La Terrasse

"La culture est une résistance à la distraction" Pasolini

Théâtre - Critique

Je tremble (1 et 2)

Je tremble (1 et 2) - Critique sortie Théâtre

Le théâtre de Joël Pommerat, en résidence aux Bouffes du Nord, se revendique ici lieu de spectacle, de simulacre, et aussi lieu du dire, à travers une succession d’histoires où les protagonistes racontent leurs expériences et leurs souffrances. Un kaléidoscope ludique pour parler de choses graves, très distancié par rapport au réel. Un équilibre précaire.

Un présentateur. Un rideau pailleté chatoyant, rouge, doré ou argenté, brillant de mille feux comme pour signifier – ou parodier – une promesse de moment magique, devant satisfaire les attentes vibrantes de la communauté des spectateurs. Nous sommes véritablement dans un lieu de spectacle, un lieu de simulacre artistique où rien n’est comme dans la vraie vie et où pourtant rien d’autre que la vie ne constitue le matériau essentiel de ce qui est montré. « Un lieu possible d’interrogation et d’expérience de l’humain », « de remises en question de ce qui nous semble acquis », c’est ainsi que Joël Pommerat définit son théâtre. Dans Au monde, Cet enfant, ou Les Marchands il explore ainsi les relations familiales ou professionnelles, leurs rouages implacables et les liens ténus ou évidents, parfois inattendus, entre les personnes. Dans toutes ses pièces, c’est au cœur de la famille et de l’intime qu’il parvient à dire le plus, d’une façon qui remue au plus profond, lorsque l’étrangeté de la scène résonne avec une étonnante familiarité. Dans Je tremble, pas de thème fédérateur, si ce n’est en deuxième partie une interrogation récurrente sur les raisons de la méchanceté : vaste programme, déclenchant un florilège de réponses bien cruelles, vraiment loufoques ou faussement réalistes.
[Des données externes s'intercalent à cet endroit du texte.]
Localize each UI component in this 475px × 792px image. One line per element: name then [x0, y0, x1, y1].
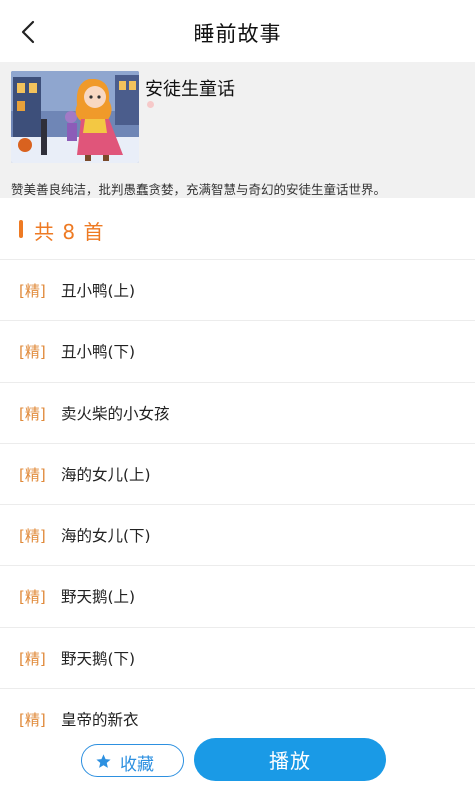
- bottom-action-bar: 收藏 播放: [0, 730, 475, 792]
- story-title: 丑小鸭(下): [61, 343, 136, 362]
- story-title: 卖火柴的小女孩: [61, 404, 170, 423]
- play-button[interactable]: 播放: [194, 738, 386, 781]
- story-count: 共 8 首: [34, 220, 105, 244]
- featured-tag: [精]: [19, 711, 46, 730]
- play-label: 播放: [269, 749, 311, 773]
- story-count-header: 共 8 首: [0, 198, 475, 258]
- story-item[interactable]: [精] 野天鹅(下): [0, 626, 475, 689]
- favorite-button[interactable]: 收藏: [81, 744, 184, 777]
- status-dot: [147, 101, 154, 108]
- story-item[interactable]: [精] 丑小鸭(上): [0, 259, 475, 321]
- album-header: 安徒生童话 赞美善良纯洁，批判愚蠢贪婪，充满智慧与奇幻的安徒生童话世界。: [0, 62, 475, 198]
- page-title: 睡前故事: [193, 22, 282, 46]
- story-item[interactable]: [精] 海的女儿(下): [0, 504, 475, 566]
- featured-tag: [精]: [19, 404, 46, 423]
- featured-tag: [精]: [19, 465, 46, 484]
- section-accent-bar: [19, 220, 23, 238]
- story-item[interactable]: [精] 野天鹅(上): [0, 565, 475, 627]
- album-description: 赞美善良纯洁，批判愚蠢贪婪，充满智慧与奇幻的安徒生童话世界。: [11, 182, 387, 197]
- story-title: 皇帝的新衣: [61, 711, 139, 730]
- album-title: 安徒生童话: [145, 79, 235, 100]
- story-title: 丑小鸭(上): [61, 282, 136, 300]
- story-item[interactable]: [精] 丑小鸭(下): [0, 320, 475, 382]
- star-icon: [96, 754, 111, 768]
- featured-tag: [精]: [19, 343, 46, 362]
- story-title: 野天鹅(上): [61, 588, 136, 607]
- favorite-label: 收藏: [120, 755, 154, 775]
- featured-tag: [精]: [19, 282, 46, 300]
- album-cover-image: [11, 71, 139, 163]
- story-title: 野天鹅(下): [61, 649, 136, 668]
- top-nav-bar: 睡前故事: [0, 0, 475, 62]
- story-item[interactable]: [精] 海的女儿(上): [0, 442, 475, 505]
- featured-tag: [精]: [19, 527, 46, 546]
- story-title: 海的女儿(下): [61, 527, 151, 546]
- featured-tag: [精]: [19, 649, 46, 668]
- story-title: 海的女儿(上): [61, 465, 151, 484]
- story-item[interactable]: [精] 卖火柴的小女孩: [0, 381, 475, 443]
- story-list: [精] 丑小鸭(上) [精] 丑小鸭(下) [精] 卖火柴的小女孩 [精] 海的…: [0, 259, 475, 750]
- featured-tag: [精]: [19, 588, 46, 607]
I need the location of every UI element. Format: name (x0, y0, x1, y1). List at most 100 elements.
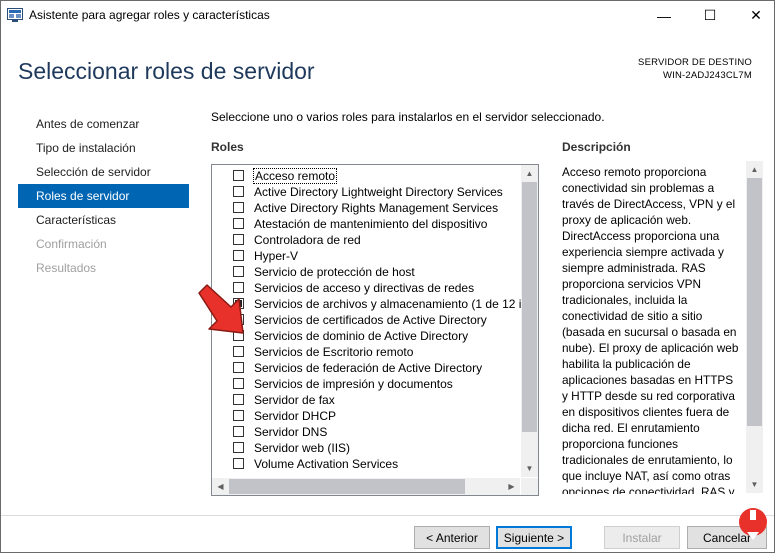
role-row[interactable]: Servicios de federación de Active Direct… (212, 360, 520, 376)
nav-item-0[interactable]: Antes de comenzar (18, 112, 189, 136)
nav-item-6: Resultados (36, 261, 97, 275)
wizard-header: Seleccionar roles de servidor SERVIDOR D… (1, 30, 774, 108)
minimize-icon: — (657, 7, 671, 24)
scroll-up-icon[interactable]: ▲ (521, 165, 538, 182)
role-checkbox[interactable] (233, 378, 244, 389)
footer-divider (1, 515, 774, 516)
role-label: Servicios de archivos y almacenamiento (… (254, 297, 529, 311)
role-checkbox[interactable] (233, 394, 244, 405)
close-icon: ✕ (750, 7, 762, 23)
role-label: Servicios de dominio de Active Directory (254, 329, 469, 343)
roles-list[interactable]: Acceso remoto Active Directory Lightweigh… (211, 164, 539, 496)
role-row[interactable]: Servicios de acceso y directivas de rede… (212, 280, 520, 296)
role-row[interactable]: Servidor DHCP (212, 408, 520, 424)
role-checkbox[interactable] (233, 218, 244, 229)
role-label: Servidor de fax (254, 393, 335, 407)
role-checkbox[interactable] (233, 442, 244, 453)
install-button[interactable]: Instalar (604, 526, 680, 549)
scroll-down-icon[interactable]: ▼ (521, 460, 538, 477)
wizard-navigation: Antes de comenzar Tipo de instalación Sele… (18, 112, 189, 280)
role-row[interactable]: Servidor DNS (212, 424, 520, 440)
role-checkbox[interactable] (233, 234, 244, 245)
role-description: Acceso remoto proporciona conectividad s… (562, 165, 739, 494)
role-label: Volume Activation Services (254, 457, 399, 471)
roles-vertical-scroll-thumb[interactable] (522, 182, 537, 432)
role-label: Active Directory Rights Management Servi… (254, 201, 499, 215)
scroll-left-icon[interactable]: ◀ (212, 478, 229, 495)
nav-item-5: Confirmación (36, 237, 107, 251)
description-scrollbar[interactable]: ▲ ▼ (746, 161, 763, 493)
role-row[interactable]: Servicios de archivos y almacenamiento (… (212, 296, 528, 312)
role-checkbox[interactable] (233, 266, 244, 277)
watermark-logo-icon (739, 508, 767, 540)
roles-rows: Acceso remoto Active Directory Lightweigh… (212, 168, 528, 472)
role-row[interactable]: Volume Activation Services (212, 456, 520, 472)
role-checkbox[interactable] (233, 170, 244, 181)
role-label: Servicio de protección de host (254, 265, 415, 279)
role-label: Hyper-V (254, 249, 299, 263)
scroll-right-icon[interactable]: ▶ (503, 478, 520, 495)
red-arrow-annotation-icon (198, 284, 244, 334)
role-label: Servicios de acceso y directivas de rede… (254, 281, 475, 295)
role-label: Active Directory Lightweight Directory S… (254, 185, 503, 199)
role-checkbox[interactable] (233, 410, 244, 421)
role-checkbox[interactable] (233, 202, 244, 213)
role-label: Servidor web (IIS) (254, 441, 351, 455)
role-row[interactable]: Servidor web (IIS) (212, 440, 520, 456)
role-row[interactable]: Servicios de certificados de Active Dire… (212, 312, 520, 328)
wizard-window: Asistente para agregar roles y caracterí… (0, 0, 775, 553)
maximize-button[interactable]: ☐ (687, 1, 733, 30)
role-row[interactable]: Servicios de Escritorio remoto (212, 344, 520, 360)
role-row[interactable]: Servicio de protección de host (212, 264, 520, 280)
roles-heading: Roles (211, 140, 244, 154)
role-row[interactable]: Servicios de dominio de Active Directory (212, 328, 520, 344)
role-label: Servicios de Escritorio remoto (254, 345, 414, 359)
nav-item-2[interactable]: Selección de servidor (18, 160, 189, 184)
role-label: Acceso remoto (253, 168, 338, 184)
maximize-icon: ☐ (703, 7, 717, 23)
destination-server-name: WIN-2ADJ243CL7M (662, 70, 752, 81)
role-label: Servicios de certificados de Active Dire… (254, 313, 487, 327)
role-checkbox[interactable] (233, 186, 244, 197)
previous-button[interactable]: < Anterior (414, 526, 490, 549)
close-button[interactable]: ✕ (733, 1, 774, 30)
nav-item-3[interactable]: Roles de servidor (18, 184, 189, 208)
description-scroll-up-icon[interactable]: ▲ (746, 161, 763, 178)
role-label: Atestación de mantenimiento del disposit… (254, 217, 488, 231)
role-label: Servidor DNS (254, 425, 328, 439)
description-scroll-thumb[interactable] (747, 178, 762, 426)
page-title: Seleccionar roles de servidor (18, 58, 315, 84)
description-scroll-down-icon[interactable]: ▼ (746, 476, 763, 493)
nav-item-1[interactable]: Tipo de instalación (18, 136, 189, 160)
role-checkbox[interactable] (233, 250, 244, 261)
role-checkbox[interactable] (233, 426, 244, 437)
title-bar[interactable]: Asistente para agregar roles y caracterí… (1, 1, 774, 30)
role-row[interactable]: Atestación de mantenimiento del disposit… (212, 216, 520, 232)
role-row[interactable]: Hyper-V (212, 248, 520, 264)
destination-server-label: SERVIDOR DE DESTINO (638, 57, 752, 68)
window-title: Asistente para agregar roles y caracterí… (29, 8, 270, 22)
role-row[interactable]: Acceso remoto (212, 168, 520, 184)
roles-horizontal-scrollbar[interactable]: ◀ ▶ (212, 478, 520, 495)
role-label: Servidor DHCP (254, 409, 337, 423)
role-row[interactable]: Controladora de red (212, 232, 520, 248)
description-heading: Descripción (562, 140, 631, 154)
role-label: Servicios de federación de Active Direct… (254, 361, 483, 375)
role-label: Controladora de red (254, 233, 361, 247)
role-row[interactable]: Active Directory Lightweight Directory S… (212, 184, 520, 200)
role-checkbox[interactable] (233, 362, 244, 373)
nav-item-4[interactable]: Características (18, 208, 189, 232)
role-label: Servicios de impresión y documentos (254, 377, 453, 391)
instruction-text: Seleccione uno o varios roles para insta… (211, 110, 605, 124)
role-row[interactable]: Servidor de fax (212, 392, 520, 408)
minimize-button[interactable]: — (641, 1, 687, 30)
next-button[interactable]: Siguiente > (496, 526, 572, 549)
role-checkbox[interactable] (233, 346, 244, 357)
role-checkbox[interactable] (233, 458, 244, 469)
role-row[interactable]: Active Directory Rights Management Servi… (212, 200, 520, 216)
scrollbar-corner (521, 478, 538, 495)
roles-horizontal-scroll-thumb[interactable] (229, 479, 465, 494)
role-row[interactable]: Servicios de impresión y documentos (212, 376, 520, 392)
roles-vertical-scrollbar[interactable]: ▲ ▼ (521, 165, 538, 477)
server-manager-icon (7, 8, 23, 22)
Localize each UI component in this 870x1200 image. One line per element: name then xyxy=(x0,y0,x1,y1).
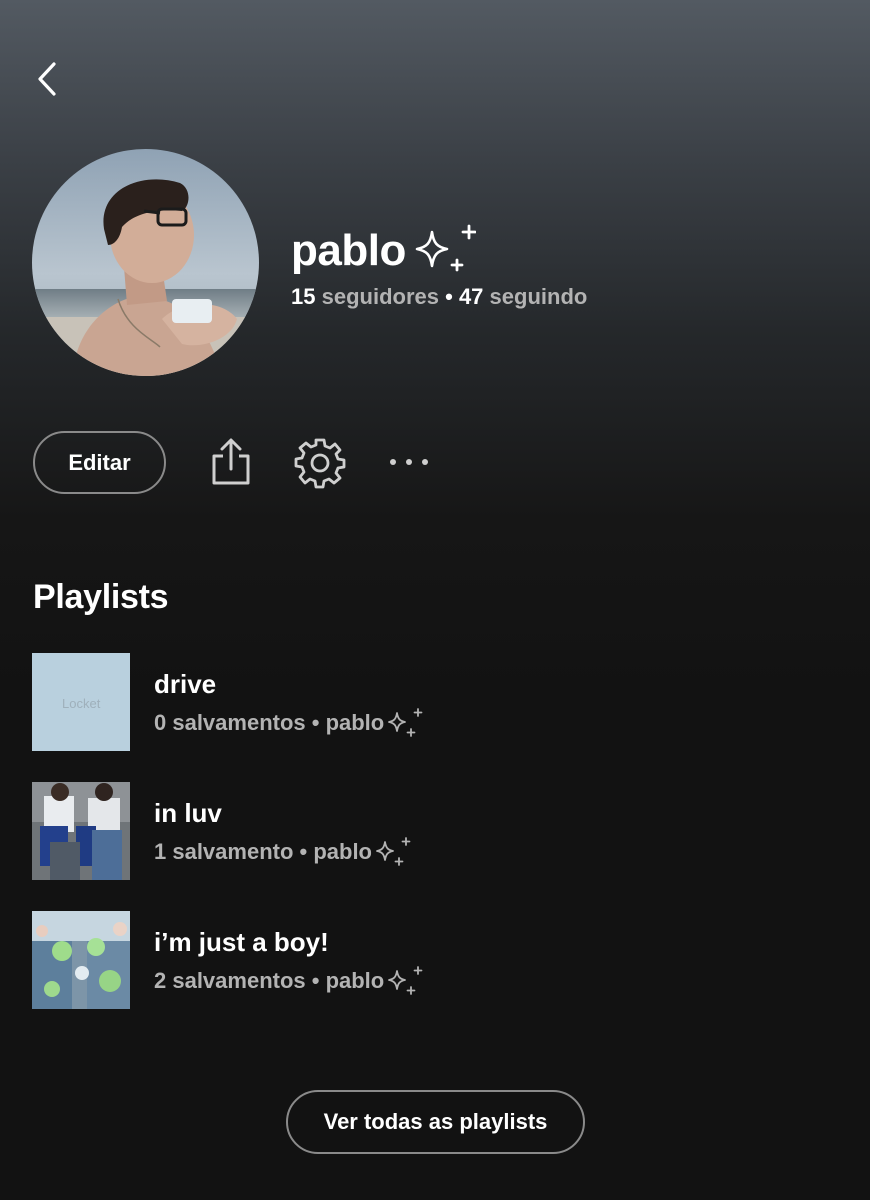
playlists-heading: Playlists xyxy=(33,578,169,616)
following-count: 47 xyxy=(458,284,484,309)
playlist-meta-text: 2 salvamentos • pablo xyxy=(154,968,385,993)
playlist-item-im-just-a-boy[interactable]: i’m just a boy! 2 salvamentos • pablo xyxy=(32,911,832,1009)
back-button[interactable] xyxy=(30,60,64,98)
playlist-meta: 0 salvamentos • pablo xyxy=(154,707,423,739)
profile-name-text: pablo xyxy=(291,226,406,275)
see-all-playlists-button[interactable]: Ver todas as playlists xyxy=(286,1090,585,1154)
gear-icon xyxy=(294,438,346,489)
sparkle-icon xyxy=(388,708,423,737)
stats-separator: • xyxy=(445,284,453,309)
more-horizontal-icon xyxy=(390,459,428,465)
edit-button[interactable]: Editar xyxy=(33,431,166,494)
playlist-cover xyxy=(32,782,130,880)
playlist-title: in luv xyxy=(154,798,222,828)
playlist-meta-text: 1 salvamento • pablo xyxy=(154,839,372,864)
sparkle-icon xyxy=(376,837,411,866)
chevron-left-icon xyxy=(38,62,56,96)
share-icon xyxy=(212,438,250,485)
avatar xyxy=(32,149,259,376)
more-options-button[interactable] xyxy=(386,448,432,476)
following-label[interactable]: seguindo xyxy=(490,284,588,309)
profile-stats: 15 seguidores • 47 seguindo xyxy=(291,284,587,310)
playlist-cover xyxy=(32,911,130,1009)
share-button[interactable] xyxy=(209,436,253,488)
sparkle-icon xyxy=(388,966,423,995)
profile-name: pablo xyxy=(291,222,476,280)
playlist-title: i’m just a boy! xyxy=(154,927,329,957)
sparkle-icon xyxy=(415,224,476,272)
playlist-cover-text: Locket xyxy=(62,696,101,711)
followers-label[interactable]: seguidores xyxy=(322,284,439,309)
playlist-item-drive[interactable]: Locket drive 0 salvamentos • pablo xyxy=(32,653,832,751)
playlist-meta: 1 salvamento • pablo xyxy=(154,836,411,868)
playlist-item-in-luv[interactable]: in luv 1 salvamento • pablo xyxy=(32,782,832,880)
followers-count: 15 xyxy=(291,284,316,309)
playlist-meta: 2 salvamentos • pablo xyxy=(154,965,423,997)
settings-button[interactable] xyxy=(293,436,347,490)
playlist-cover: Locket xyxy=(32,653,130,751)
playlist-meta-text: 0 salvamentos • pablo xyxy=(154,710,385,735)
playlist-title: drive xyxy=(154,669,217,699)
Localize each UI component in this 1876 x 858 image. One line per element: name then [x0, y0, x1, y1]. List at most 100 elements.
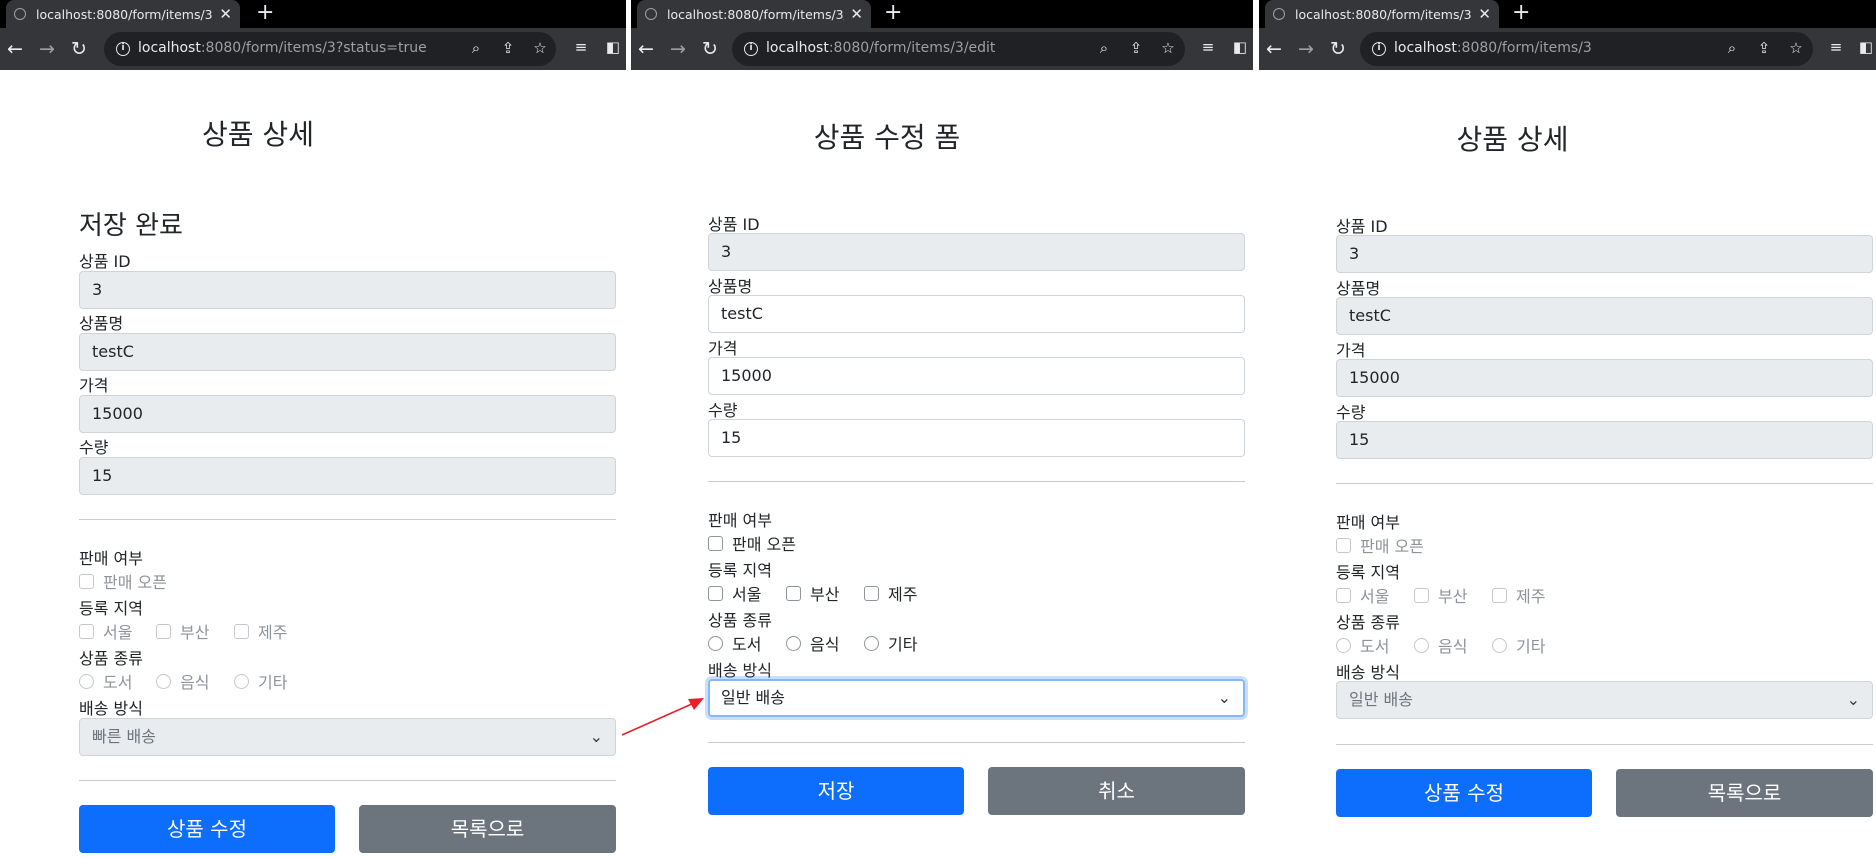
- search-icon[interactable]: ⌕: [1722, 39, 1742, 57]
- address-bar[interactable]: i localhost:8080/form/items/3/edit ⌕ ⇪ ☆: [732, 32, 1185, 66]
- tab-search-icon[interactable]: ≡: [570, 38, 592, 56]
- price-label: 가격: [708, 339, 738, 358]
- browser-tab[interactable]: localhost:8080/form/items/3 ✕: [1265, 0, 1499, 28]
- region-checkbox-jeju[interactable]: 제주: [234, 619, 287, 643]
- open-label: 판매 여부: [1336, 513, 1400, 532]
- search-icon[interactable]: ⌕: [466, 39, 486, 57]
- price-field[interactable]: 15000: [708, 357, 1245, 395]
- quantity-field[interactable]: 15: [1336, 421, 1873, 459]
- tab-title: localhost:8080/form/items/3: [1295, 6, 1472, 22]
- new-tab-button[interactable]: +: [1512, 0, 1530, 28]
- share-icon[interactable]: ⇪: [498, 39, 518, 57]
- region-checkbox-seoul[interactable]: 서울: [708, 581, 761, 605]
- price-label: 가격: [79, 376, 109, 395]
- back-to-list-button[interactable]: 목록으로: [359, 805, 616, 853]
- region-checkbox-seoul[interactable]: 서울: [79, 619, 132, 643]
- type-radio-etc[interactable]: 기타: [864, 631, 917, 655]
- edit-item-button[interactable]: 상품 수정: [1336, 769, 1592, 817]
- quantity-field[interactable]: 15: [79, 457, 616, 495]
- share-icon[interactable]: ⇪: [1126, 39, 1146, 57]
- close-icon[interactable]: ✕: [850, 5, 863, 23]
- tab-search-icon[interactable]: ≡: [1825, 38, 1847, 56]
- browser-toolbar: ← → ↻ i localhost:8080/form/items/3/edit…: [631, 28, 1253, 70]
- regions-label: 등록 지역: [1336, 563, 1400, 582]
- star-icon[interactable]: ☆: [1158, 39, 1178, 57]
- tab-search-icon[interactable]: ≡: [1197, 38, 1219, 56]
- info-icon[interactable]: i: [116, 42, 130, 56]
- side-panel-icon[interactable]: ◧: [602, 38, 624, 56]
- type-radio-book[interactable]: 도서: [1336, 633, 1389, 657]
- item-name-field[interactable]: testC: [708, 295, 1245, 333]
- browser-window-item-edit: localhost:8080/form/items/3/edit ✕ + ← →…: [631, 0, 1253, 858]
- region-checkbox-seoul[interactable]: 서울: [1336, 583, 1389, 607]
- url-text: localhost:8080/form/items/3?status=true: [138, 40, 427, 56]
- type-radio-food[interactable]: 음식: [786, 631, 839, 655]
- address-bar[interactable]: i localhost:8080/form/items/3 ⌕ ⇪ ☆: [1360, 32, 1813, 66]
- edit-item-button[interactable]: 상품 수정: [79, 805, 335, 853]
- region-checkbox-busan[interactable]: 부산: [786, 581, 839, 605]
- delivery-selected-value: 일반 배송: [1349, 690, 1413, 709]
- close-icon[interactable]: ✕: [1478, 5, 1491, 23]
- type-radio-book[interactable]: 도서: [79, 669, 132, 693]
- reload-icon[interactable]: ↻: [697, 36, 723, 62]
- delivery-label: 배송 방식: [1336, 663, 1400, 682]
- reload-icon[interactable]: ↻: [1325, 36, 1351, 62]
- item-type-label: 상품 종류: [708, 611, 772, 630]
- star-icon[interactable]: ☆: [1786, 39, 1806, 57]
- delivery-select[interactable]: 일반 배송 ⌄: [1336, 681, 1873, 719]
- arrow-left-icon[interactable]: ←: [2, 36, 28, 62]
- checkbox-box: [79, 623, 94, 639]
- cancel-button[interactable]: 취소: [988, 767, 1245, 815]
- open-checkbox[interactable]: 판매 오픈: [79, 569, 167, 593]
- price-field[interactable]: 15000: [1336, 359, 1873, 397]
- region-checkbox-busan[interactable]: 부산: [1414, 583, 1467, 607]
- delivery-select[interactable]: 빠른 배송 ⌄: [79, 718, 616, 756]
- side-panel-icon[interactable]: ◧: [1229, 38, 1251, 56]
- checkbox-box: [1414, 587, 1429, 603]
- item-name-field[interactable]: testC: [79, 333, 616, 371]
- type-radio-food[interactable]: 음식: [1414, 633, 1467, 657]
- tab-title: localhost:8080/form/items/3/edit: [667, 6, 844, 22]
- new-tab-button[interactable]: +: [256, 0, 274, 28]
- divider: [79, 780, 616, 781]
- item-id-field[interactable]: 3: [1336, 235, 1873, 273]
- save-button[interactable]: 저장: [708, 767, 964, 815]
- info-icon[interactable]: i: [1372, 42, 1386, 56]
- side-panel-icon[interactable]: ◧: [1855, 38, 1876, 56]
- region-checkbox-jeju[interactable]: 제주: [1492, 583, 1545, 607]
- type-radio-food[interactable]: 음식: [156, 669, 209, 693]
- share-icon[interactable]: ⇪: [1754, 39, 1774, 57]
- arrow-right-icon[interactable]: →: [1293, 36, 1319, 62]
- delivery-label: 배송 방식: [708, 661, 772, 680]
- type-radio-book[interactable]: 도서: [708, 631, 761, 655]
- arrow-right-icon[interactable]: →: [665, 36, 691, 62]
- tab-strip: localhost:8080/form/items/3 ✕ +: [1259, 0, 1876, 28]
- back-to-list-button[interactable]: 목록으로: [1616, 769, 1873, 817]
- item-name-field[interactable]: testC: [1336, 297, 1873, 335]
- delivery-select[interactable]: 일반 배송 ⌄: [708, 679, 1245, 717]
- delivery-selected-value: 빠른 배송: [92, 727, 156, 746]
- browser-tab[interactable]: localhost:8080/form/items/3/edit ✕: [637, 0, 871, 28]
- info-icon[interactable]: i: [744, 42, 758, 56]
- arrow-right-icon[interactable]: →: [34, 36, 60, 62]
- new-tab-button[interactable]: +: [884, 0, 902, 28]
- price-field[interactable]: 15000: [79, 395, 616, 433]
- type-radio-etc[interactable]: 기타: [234, 669, 287, 693]
- open-checkbox[interactable]: 판매 오픈: [1336, 533, 1424, 557]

Envoyer bouler les paillettes

Une multitude de tranches de vie – ou de tranches de rêve – se racontent, ponctuées par les commentaires du présentateur débonnaire et insolite (même une fois mort, il revient nous parler du haut de son absence de vie), et par des chansons célèbres chantées en play-back (de Sex Bomb à Nothing compares to you), une façon encore de déréaliser la scène, utilisant les atours du divertissement pour ensuite envoyer bouler les paillettes en montrant la souffrance d’êtres malmenés par les épreuves de la vie, des êtres ambivalents jamais partagés entre bons et méchants. Ces histoires lapidaires sans lien entre elles, ni vraisemblables ni morales, racontent cependant quelque chose du réel. Ce rapport distancié et ludique avec la réalité, et notamment avec les événements les plus dramatiques – meurtre, abandon, solitude… – relève du tour de force. Pas facile d’atteindre le vrai à travers une telle dose d’illusion patente et de détournement sophistiqué. Pas facile non plus de garder à chaque saynète la même qualité d’intensité théâtrale. Les comédiens excellents y concourent, avec une présence scénique qui rend les sentiments à fleur de peau, mais l’ensemble demeure inégal, et peut lasser dans le procédé. Le réel paraît parfois lointain, ou par moments jaillit avec acuité. Là intervient la perception de chacun. Le spectateur tient le miroir…

Agnès Santi


Je tremble (1 et 2) de Joël Pommerat, du 23 septembre au 1er novembre, du mardi au samedi à 20H30, matinées les samedis à 15H30, au Théâtre des Bouffes du Nord, 37bis bd de la Chapelle, 75010 Paris. Tél : 01 46 07 34 50.